2. Map Reduce Validation: the Second stage comprises the verification and validation of Map Reduce. Usually, testers perform tests on business logic on every single node and run them on every different node for validation. These tests are run to ensure:
- Valuable key pair’s creation is present.
- Validation of data is done after the completion of the second
- The process of map reducing is working properly.
- Data aggregation or data segregation are implemented effectively on the data.

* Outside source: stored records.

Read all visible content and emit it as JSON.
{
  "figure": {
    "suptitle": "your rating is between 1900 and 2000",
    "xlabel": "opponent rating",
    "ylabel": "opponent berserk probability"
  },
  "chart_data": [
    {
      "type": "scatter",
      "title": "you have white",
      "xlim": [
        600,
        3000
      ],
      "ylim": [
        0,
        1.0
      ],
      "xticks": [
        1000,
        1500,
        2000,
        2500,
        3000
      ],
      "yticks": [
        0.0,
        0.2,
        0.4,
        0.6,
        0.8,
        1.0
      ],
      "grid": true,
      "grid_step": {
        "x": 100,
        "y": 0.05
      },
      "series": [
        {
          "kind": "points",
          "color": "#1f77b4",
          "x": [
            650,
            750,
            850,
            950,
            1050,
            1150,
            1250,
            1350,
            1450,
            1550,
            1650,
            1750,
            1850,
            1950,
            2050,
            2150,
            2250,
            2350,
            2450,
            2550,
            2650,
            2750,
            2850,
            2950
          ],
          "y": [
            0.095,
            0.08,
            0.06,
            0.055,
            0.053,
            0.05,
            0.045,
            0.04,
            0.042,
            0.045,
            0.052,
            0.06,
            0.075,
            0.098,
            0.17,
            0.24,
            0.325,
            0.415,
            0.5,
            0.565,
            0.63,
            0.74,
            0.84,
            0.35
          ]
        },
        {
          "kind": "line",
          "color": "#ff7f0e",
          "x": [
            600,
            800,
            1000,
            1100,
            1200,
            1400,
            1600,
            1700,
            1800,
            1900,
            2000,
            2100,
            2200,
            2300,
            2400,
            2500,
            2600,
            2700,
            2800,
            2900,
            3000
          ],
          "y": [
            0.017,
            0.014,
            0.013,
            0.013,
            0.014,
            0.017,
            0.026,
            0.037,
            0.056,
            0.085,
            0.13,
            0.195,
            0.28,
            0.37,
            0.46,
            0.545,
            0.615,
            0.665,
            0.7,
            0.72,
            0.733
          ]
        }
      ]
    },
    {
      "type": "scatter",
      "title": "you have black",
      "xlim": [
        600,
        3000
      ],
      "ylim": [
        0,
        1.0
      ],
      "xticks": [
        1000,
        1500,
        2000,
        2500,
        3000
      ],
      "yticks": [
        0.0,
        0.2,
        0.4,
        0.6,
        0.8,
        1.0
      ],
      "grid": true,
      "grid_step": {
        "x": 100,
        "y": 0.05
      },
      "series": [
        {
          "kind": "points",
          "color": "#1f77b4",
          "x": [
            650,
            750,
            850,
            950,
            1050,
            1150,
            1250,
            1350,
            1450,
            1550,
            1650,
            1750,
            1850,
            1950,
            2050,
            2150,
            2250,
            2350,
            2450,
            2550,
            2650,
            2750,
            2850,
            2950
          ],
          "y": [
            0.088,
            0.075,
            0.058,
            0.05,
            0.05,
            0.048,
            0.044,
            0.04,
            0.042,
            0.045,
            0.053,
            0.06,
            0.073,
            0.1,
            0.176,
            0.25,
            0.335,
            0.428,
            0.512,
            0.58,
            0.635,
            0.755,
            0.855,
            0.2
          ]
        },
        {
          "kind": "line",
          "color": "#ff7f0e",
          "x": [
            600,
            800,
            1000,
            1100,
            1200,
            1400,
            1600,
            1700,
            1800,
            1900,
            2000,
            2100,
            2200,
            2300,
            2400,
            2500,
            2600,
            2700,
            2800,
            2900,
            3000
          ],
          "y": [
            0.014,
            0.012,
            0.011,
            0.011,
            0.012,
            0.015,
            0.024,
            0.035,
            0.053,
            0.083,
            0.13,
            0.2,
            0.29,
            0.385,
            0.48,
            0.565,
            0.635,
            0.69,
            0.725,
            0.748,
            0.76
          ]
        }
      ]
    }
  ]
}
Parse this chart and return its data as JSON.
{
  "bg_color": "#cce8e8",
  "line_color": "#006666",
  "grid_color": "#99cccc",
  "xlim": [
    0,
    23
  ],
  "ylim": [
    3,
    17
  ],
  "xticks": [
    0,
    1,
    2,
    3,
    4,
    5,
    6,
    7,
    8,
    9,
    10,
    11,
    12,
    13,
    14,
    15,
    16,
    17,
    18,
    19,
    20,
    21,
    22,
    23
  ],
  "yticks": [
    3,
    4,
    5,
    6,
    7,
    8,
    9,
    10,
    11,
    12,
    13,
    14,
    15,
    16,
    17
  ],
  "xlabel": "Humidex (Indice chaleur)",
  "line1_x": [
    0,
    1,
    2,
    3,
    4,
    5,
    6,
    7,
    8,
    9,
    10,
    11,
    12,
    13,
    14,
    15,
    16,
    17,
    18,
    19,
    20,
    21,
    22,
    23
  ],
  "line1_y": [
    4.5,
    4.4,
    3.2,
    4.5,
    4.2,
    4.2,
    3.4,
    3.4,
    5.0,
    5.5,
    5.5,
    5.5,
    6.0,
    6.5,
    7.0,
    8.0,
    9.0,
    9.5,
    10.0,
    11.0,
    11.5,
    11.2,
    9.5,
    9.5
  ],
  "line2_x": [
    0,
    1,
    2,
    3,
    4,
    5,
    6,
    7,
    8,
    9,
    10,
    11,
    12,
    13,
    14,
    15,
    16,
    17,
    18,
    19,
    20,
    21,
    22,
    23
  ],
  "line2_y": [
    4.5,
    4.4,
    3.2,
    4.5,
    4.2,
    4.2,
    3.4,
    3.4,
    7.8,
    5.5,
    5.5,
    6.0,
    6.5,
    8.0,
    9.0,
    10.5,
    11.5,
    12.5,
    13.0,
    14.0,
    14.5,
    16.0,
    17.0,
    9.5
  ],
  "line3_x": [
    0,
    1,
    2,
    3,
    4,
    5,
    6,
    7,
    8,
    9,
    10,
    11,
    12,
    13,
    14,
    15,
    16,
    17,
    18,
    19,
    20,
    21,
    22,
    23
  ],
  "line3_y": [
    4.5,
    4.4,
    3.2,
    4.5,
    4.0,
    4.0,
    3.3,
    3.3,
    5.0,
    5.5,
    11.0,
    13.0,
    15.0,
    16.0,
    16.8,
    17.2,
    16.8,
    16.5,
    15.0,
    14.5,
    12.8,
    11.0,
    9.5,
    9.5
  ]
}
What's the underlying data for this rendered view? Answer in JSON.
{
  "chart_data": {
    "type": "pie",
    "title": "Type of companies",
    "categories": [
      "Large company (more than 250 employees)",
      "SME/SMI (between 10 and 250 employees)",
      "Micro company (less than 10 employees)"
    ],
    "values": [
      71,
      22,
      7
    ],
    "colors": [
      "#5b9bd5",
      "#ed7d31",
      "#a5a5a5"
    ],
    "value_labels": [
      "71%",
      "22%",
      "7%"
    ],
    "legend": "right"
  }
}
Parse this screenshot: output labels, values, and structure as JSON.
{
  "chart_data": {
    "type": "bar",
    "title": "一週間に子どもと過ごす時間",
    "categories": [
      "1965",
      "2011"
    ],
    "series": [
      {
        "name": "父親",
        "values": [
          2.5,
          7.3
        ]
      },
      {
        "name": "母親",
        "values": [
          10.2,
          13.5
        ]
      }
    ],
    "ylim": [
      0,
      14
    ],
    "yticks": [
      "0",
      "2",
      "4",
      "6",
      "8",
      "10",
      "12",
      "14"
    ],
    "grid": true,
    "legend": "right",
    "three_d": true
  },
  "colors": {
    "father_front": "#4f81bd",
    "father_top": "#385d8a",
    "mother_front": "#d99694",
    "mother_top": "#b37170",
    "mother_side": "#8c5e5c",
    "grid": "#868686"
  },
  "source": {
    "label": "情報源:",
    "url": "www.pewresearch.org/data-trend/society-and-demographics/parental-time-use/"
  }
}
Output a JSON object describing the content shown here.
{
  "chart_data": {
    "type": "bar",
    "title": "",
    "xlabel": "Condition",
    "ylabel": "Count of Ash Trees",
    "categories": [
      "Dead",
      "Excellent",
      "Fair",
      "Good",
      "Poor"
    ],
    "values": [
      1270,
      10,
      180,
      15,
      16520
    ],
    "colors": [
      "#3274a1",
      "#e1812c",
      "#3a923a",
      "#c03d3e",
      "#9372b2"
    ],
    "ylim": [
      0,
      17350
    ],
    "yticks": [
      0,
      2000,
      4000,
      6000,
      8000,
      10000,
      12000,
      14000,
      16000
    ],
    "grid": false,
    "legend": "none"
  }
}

3. Output Validation Phase: This is the third and final stage of big data testing. After successful completion of stage two, the output data files are produced which is then ready to be moved to the location as per the requirement of the business. Initially, this stage includes processes such as:
- Checking and verifying the transformation rules are applied accurately or not.
- It verifies and checks whether the data loaded into the enterprise’s system is loaded successfully or not. Also, it verifies the integrity of the data during the loading procedure is maintained.
- The last process would be verifying and checking the data which is loaded in the enterprise’s system is similar to the data present in the HDFS file system in Hadoop. Also, it ensures that there is no corrupt data in the system.
Challenges in Big Data Testing
Following are the challenges faced in big data testing:
- Automation Testing is Essential: Since the big data involves large data sets that need high processing power that takes more time than regular testing, testing it manually is no longer an option. Thus, it requires automated test scripts to detect any flaws in the process. It can only be written by programmers that mean middle-level testers or black box tester needs to scale up their skills to do big data testing.
- Higher Technical Expertise: Dealing with big data doesn’t include only testers but it involves various technical expertise such as developers and project managers. The team involved in this system should be proficient in using big data frameworks such as Hadoop.
- Complexity and Integration Problems: As big data is collected from various sources it is not always compatible, coordinated or may not have similar formats as enterprise applications. For a proper functioning system, the information should be available in the expected time and the input/output data flow should also be free to run.
- Cost Challenges: For a consistent development, integration and testing of big data require For business’s many big data specialists may cost more. Many businesses use a pay-as-you-use solution in order to come up with a cost-saving solution. Also, don’t forget to inquire about the testing procedure, most of the processes should include automation tests otherwise it will be taking weeks of manual testing.